I am a fighter by nature, I came into this world fighting for my life and am a strong spirited person, true to my convictions and will go the extra mile so others can be okay. 

My father said I'd always make a great doctor...because of my willing to seek out answer's and my compassionate heart and love for others when they are in need. Yet...today...I have broken down crying at least twice.

I thought those days for me were over and that I was passed the griving stage of the shock of having RA.  I guess not. I am so tired from the MTX injections...I have had fatigue for over two weeks...and I just don't feel like getting up in the morning because of it.  Not to mention the pain of the RA.

I am at work right now...I and I am so tired...I just want to go home.  But I can't because my son has to got to tranfusion this week and I have to take him...so I can't take a day for me now...I wouldn't have enough days to take him.  I know this is only temporary...I will feel better...

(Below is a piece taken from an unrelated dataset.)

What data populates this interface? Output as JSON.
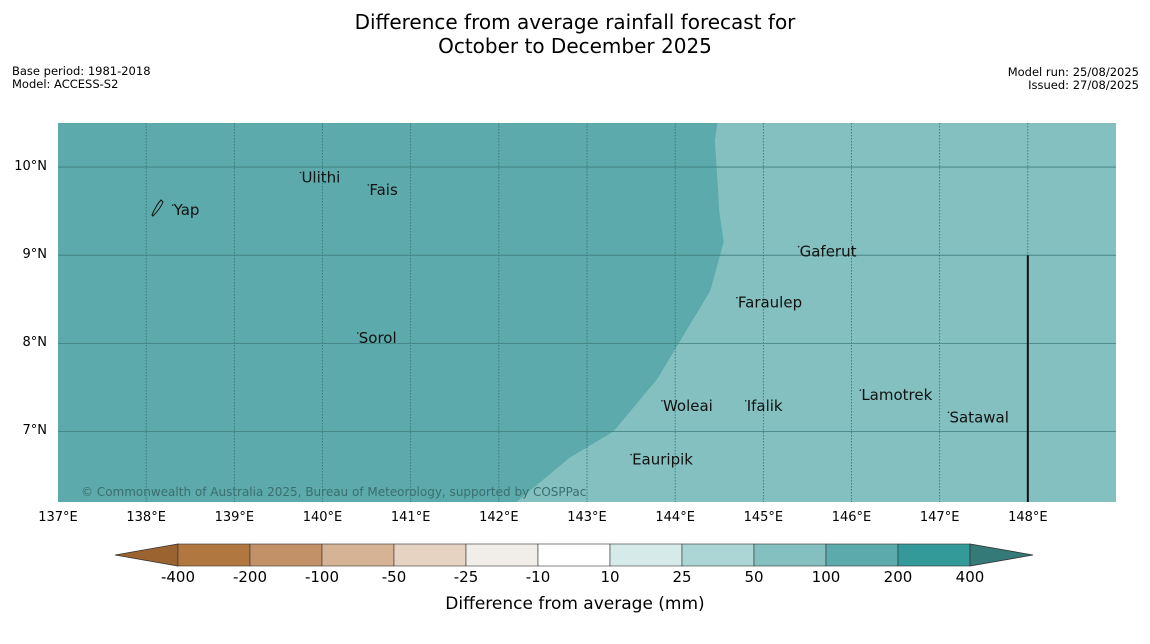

I am just tired...hurting and frustrated. 

willwin2-

Hang in there. I know it's tough. My doc put me on Enbrel and I gradually weaned off MTX and I felt like I got back so much energy. Maybe you can do something like that, especially when your rheumy thinks the current drugs are no longer working.

hessalina.

Things are bound to get better soon, WillWin2.

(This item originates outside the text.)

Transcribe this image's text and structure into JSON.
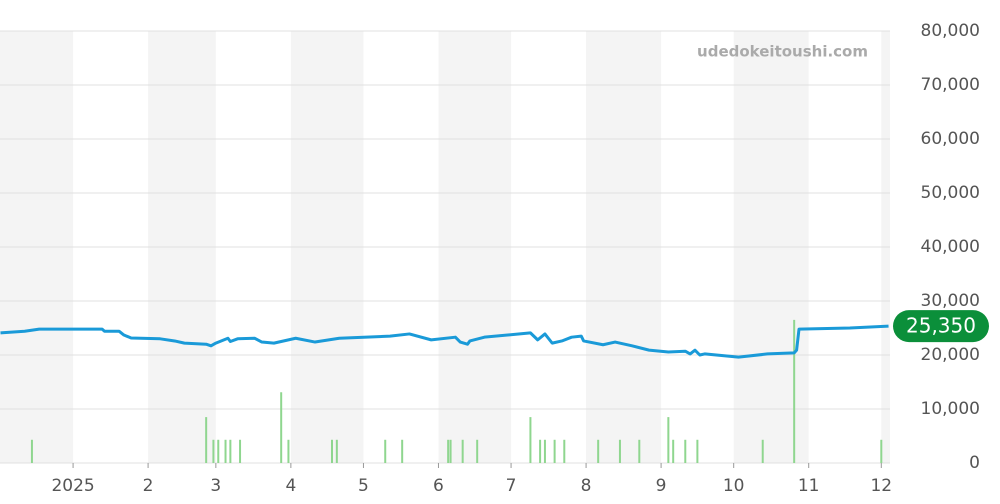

Maybe you can get off early and go home and take a nap and take it easy tonight.

CinDee

I hate these kind of days.  The overwhelming fatigue and the sense of not being able to deal with one more thing, no matter how trivial.  Cry if you need to but know it will get better.  Remember to take it one day at a time....hugs and love Hang in there - things just get to us and then we cry and move on (sounds so darn easy don't it- wish it really was.).  Just wanted to tell you I am taking Provigil and it has helped so much with the fatigue and the alertness factor I didn't have.  You might want to ask your doc about it.  Rest when you can and feel better soon.  Hugs and good vibes. 

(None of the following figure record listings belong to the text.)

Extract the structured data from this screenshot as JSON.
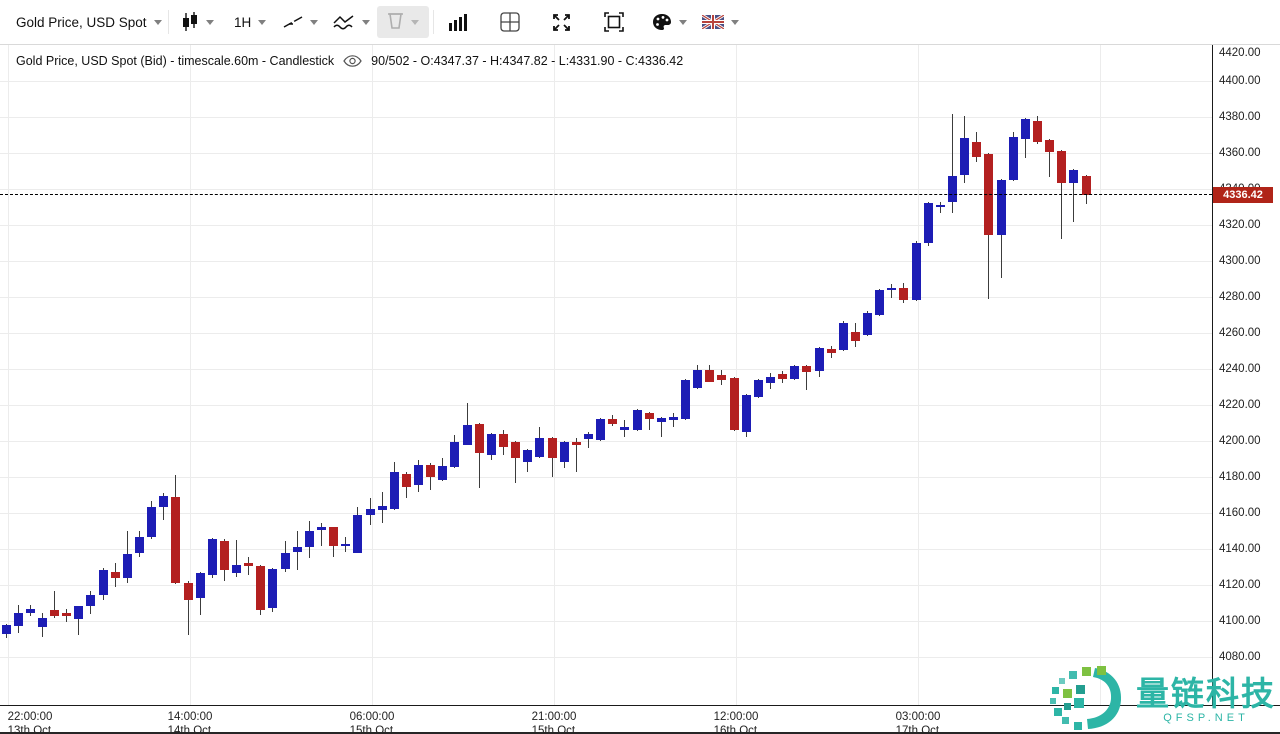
{
  "toolbar": {
    "symbol": "Gold Price, USD Spot",
    "timeframe": "1H",
    "icons": {
      "chart-type": "candlestick glyph",
      "trendline-tool": "diagonal line with tick",
      "indicators-tool": "zigzag over wave",
      "delete-tool": "cup/trash outline (disabled)",
      "volume": "ascending histogram bars",
      "layout-grid": "window split square",
      "fullscreen": "four outward arrows",
      "fit-content": "corner brackets frame",
      "theme-palette": "paint palette",
      "language": "UK flag"
    }
  },
  "info_bar": {
    "series_label": "Gold Price, USD Spot (Bid) - timescale.60m - Candlestick",
    "ohlc_label": "90/502 - O:4347.37 - H:4347.82 - L:4331.90 - C:4336.42"
  },
  "price_axis": {
    "ticks": [
      "4420.00",
      "4400.00",
      "4380.00",
      "4360.00",
      "4340.00",
      "4320.00",
      "4300.00",
      "4280.00",
      "4260.00",
      "4240.00",
      "4220.00",
      "4200.00",
      "4180.00",
      "4160.00",
      "4140.00",
      "4120.00",
      "4100.00",
      "4080.00"
    ],
    "current_price_label": "4336.42",
    "label_bg": "#b02418"
  },
  "watermark": {
    "title": "量链科技",
    "subtitle": "QFSP.NET",
    "teal": "#2db5a6",
    "green": "#7ec141"
  },
  "chart_data": {
    "type": "candlestick",
    "title": "Gold Price, USD Spot (Bid)",
    "timescale": "60m",
    "visible_range_label": "90/502",
    "current_price": 4336.42,
    "last_candle": {
      "o": 4347.37,
      "h": 4347.82,
      "l": 4331.9,
      "c": 4336.42
    },
    "y_axis": {
      "min": 4080,
      "max": 4420,
      "step": 20,
      "grid": true
    },
    "x_ticks": [
      {
        "x": 8,
        "time": "22:00:00",
        "date": "13th Oct"
      },
      {
        "x": 190,
        "time": "14:00:00",
        "date": "14th Oct"
      },
      {
        "x": 372,
        "time": "06:00:00",
        "date": "15th Oct"
      },
      {
        "x": 554,
        "time": "21:00:00",
        "date": "15th Oct"
      },
      {
        "x": 736,
        "time": "12:00:00",
        "date": "16th Oct"
      },
      {
        "x": 918,
        "time": "03:00:00",
        "date": "17th Oct"
      },
      {
        "x": 1100
      }
    ],
    "up_color": "#1d1db5",
    "down_color": "#b32020",
    "wick_color": "#3c3c3c",
    "candles": [
      [
        4093,
        4098.5,
        4090.5,
        4098
      ],
      [
        4097,
        4109,
        4093.5,
        4104.5
      ],
      [
        4104.5,
        4109,
        4102.5,
        4106.5
      ],
      [
        4096.5,
        4104.5,
        4091,
        4101.5
      ],
      [
        4106,
        4116.5,
        4101.5,
        4102.5
      ],
      [
        4104.5,
        4106.5,
        4099.5,
        4103
      ],
      [
        4101,
        4108.5,
        4092,
        4108.5
      ],
      [
        4108.5,
        4116.5,
        4104,
        4114.5
      ],
      [
        4114.5,
        4129.5,
        4111.5,
        4128.5
      ],
      [
        4127,
        4132,
        4119,
        4124
      ],
      [
        4124,
        4150,
        4121,
        4137
      ],
      [
        4138,
        4150,
        4135.5,
        4146.5
      ],
      [
        4146.5,
        4166.5,
        4145.5,
        4163.5
      ],
      [
        4163.5,
        4171,
        4156,
        4169.5
      ],
      [
        4169,
        4181,
        4120.5,
        4121
      ],
      [
        4121,
        4122,
        4092,
        4111.5
      ],
      [
        4112.5,
        4127.5,
        4103.5,
        4126.5
      ],
      [
        4125.5,
        4146,
        4124,
        4145.5
      ],
      [
        4144.5,
        4145.5,
        4122,
        4128.5
      ],
      [
        4126.5,
        4145,
        4124.5,
        4131
      ],
      [
        4132,
        4135.5,
        4125.5,
        4130.5
      ],
      [
        4130.5,
        4131,
        4103.5,
        4106
      ],
      [
        4107,
        4129.5,
        4105,
        4129
      ],
      [
        4129,
        4144.5,
        4127,
        4138
      ],
      [
        4138.5,
        4150,
        4128.5,
        4141
      ],
      [
        4141,
        4155.5,
        4135,
        4150
      ],
      [
        4150.5,
        4154.5,
        4141.5,
        4152
      ],
      [
        4152,
        4152.5,
        4135.5,
        4141.5
      ],
      [
        4141.5,
        4146.5,
        4138.5,
        4143
      ],
      [
        4138,
        4163.5,
        4137.5,
        4159
      ],
      [
        4159,
        4168.5,
        4153.5,
        4162
      ],
      [
        4161.5,
        4171.5,
        4154.5,
        4164
      ],
      [
        4162,
        4188.5,
        4161.5,
        4183
      ],
      [
        4181.5,
        4183,
        4168.5,
        4174.5
      ],
      [
        4175.5,
        4189.5,
        4171.5,
        4186.5
      ],
      [
        4186.5,
        4188,
        4173,
        4180
      ],
      [
        4178.5,
        4190.5,
        4178,
        4186
      ],
      [
        4185.5,
        4203.5,
        4185,
        4199.5
      ],
      [
        4198,
        4221,
        4197.5,
        4209
      ],
      [
        4209.5,
        4210,
        4174,
        4193.5
      ],
      [
        4192,
        4204.5,
        4189.5,
        4204
      ],
      [
        4204,
        4206,
        4192,
        4196.5
      ],
      [
        4199.5,
        4200,
        4176.5,
        4190.5
      ],
      [
        4188.5,
        4195.5,
        4183,
        4195
      ],
      [
        4191,
        4208,
        4190.5,
        4201.5
      ],
      [
        4201.5,
        4202,
        4180,
        4190.5
      ],
      [
        4188.5,
        4200,
        4185,
        4199.5
      ],
      [
        4199.5,
        4201.5,
        4183,
        4198
      ],
      [
        4201,
        4205,
        4196,
        4204
      ],
      [
        4200.5,
        4213,
        4200,
        4212
      ],
      [
        4212,
        4214.5,
        4208.5,
        4209.5
      ],
      [
        4206,
        4211.5,
        4202,
        4208
      ],
      [
        4206,
        4218,
        4205.5,
        4217
      ],
      [
        4215.5,
        4216,
        4206,
        4212
      ],
      [
        4210.5,
        4213.5,
        4202,
        4213
      ],
      [
        4211.5,
        4215.5,
        4207.5,
        4213.5
      ],
      [
        4212,
        4234.5,
        4211.5,
        4234
      ],
      [
        4229.5,
        4242,
        4229,
        4239.5
      ],
      [
        4239.5,
        4242,
        4232.5,
        4233
      ],
      [
        4236.5,
        4239.5,
        4231,
        4234
      ],
      [
        4235,
        4235.5,
        4205.5,
        4206
      ],
      [
        4205,
        4226,
        4202,
        4225.5
      ],
      [
        4224.5,
        4234.5,
        4224,
        4234
      ],
      [
        4232,
        4238,
        4229,
        4235.5
      ],
      [
        4237.5,
        4239,
        4232,
        4234.5
      ],
      [
        4234.5,
        4242.5,
        4234,
        4241.5
      ],
      [
        4241.5,
        4242,
        4228.5,
        4238.5
      ],
      [
        4239,
        4252.5,
        4235.5,
        4251.5
      ],
      [
        4251,
        4253,
        4246,
        4249
      ],
      [
        4250.5,
        4266.5,
        4250,
        4265.5
      ],
      [
        4260.5,
        4265.5,
        4252,
        4255.5
      ],
      [
        4259,
        4272,
        4258.5,
        4271
      ],
      [
        4270,
        4284.5,
        4269.5,
        4284
      ],
      [
        4284,
        4287,
        4279.5,
        4285
      ],
      [
        4285,
        4288,
        4276.5,
        4278.5
      ],
      [
        4278.5,
        4311,
        4278,
        4310
      ],
      [
        4310,
        4333,
        4308.5,
        4332
      ],
      [
        4330.5,
        4333,
        4326.5,
        4331
      ],
      [
        4333,
        4381.5,
        4326.5,
        4347.5
      ],
      [
        4347.5,
        4380.5,
        4343.5,
        4368.5
      ],
      [
        4366,
        4371.5,
        4355,
        4358
      ],
      [
        4359.5,
        4360,
        4279,
        4314.5
      ],
      [
        4314.5,
        4345.5,
        4290.5,
        4345
      ],
      [
        4345,
        4371.5,
        4344.5,
        4369
      ],
      [
        4368,
        4379.5,
        4357,
        4379
      ],
      [
        4378,
        4380.5,
        4365,
        4366
      ],
      [
        4367.5,
        4368,
        4346.5,
        4360.5
      ],
      [
        4361,
        4361.5,
        4312,
        4343.5
      ],
      [
        4343.5,
        4351,
        4321.5,
        4350.5
      ],
      [
        4347.37,
        4347.82,
        4331.9,
        4336.42
      ]
    ]
  }
}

Better pain control seems to have helped me with fatigue. perhaps my sleep quality has improved? I don't know-

You have my sympathy for being the 'drag on' lady. Wish I could draw you a funny picture of a lady dragon - with her butt just draggin on the ground behind her.

My sleep is awful.

I wake up so much. And I don't know why. Must be pain, but I can't feel it. I just wake up and then go back to sleep again over and over.

GRR.

Any ideas what to do?!

If any of you aren't sleeping well be sure and tell your rheumy - I was awful couldn't seem to shut my brain down to go to sleep (solved all the worlds problems during that time.LOL) and when I told him he gave me Ambien - it works wonders for me.  I wake up feeling  refreshed and actually sleep the night through - I know there are other meds to take it's just that is the one I know about.  Rest is so important with this disease - but also remember there is a difference between being tired and totally fatigued or exhausted - getting a good nights sleep helped me alot with this, but still by afternoon was done for that is when my doc and I decided to try the Provigil and that made all the difference to me.  Sorry - I'm rambling.  Hugs and good vibes.  Hope you are feeling better.  Hugs and good vibes.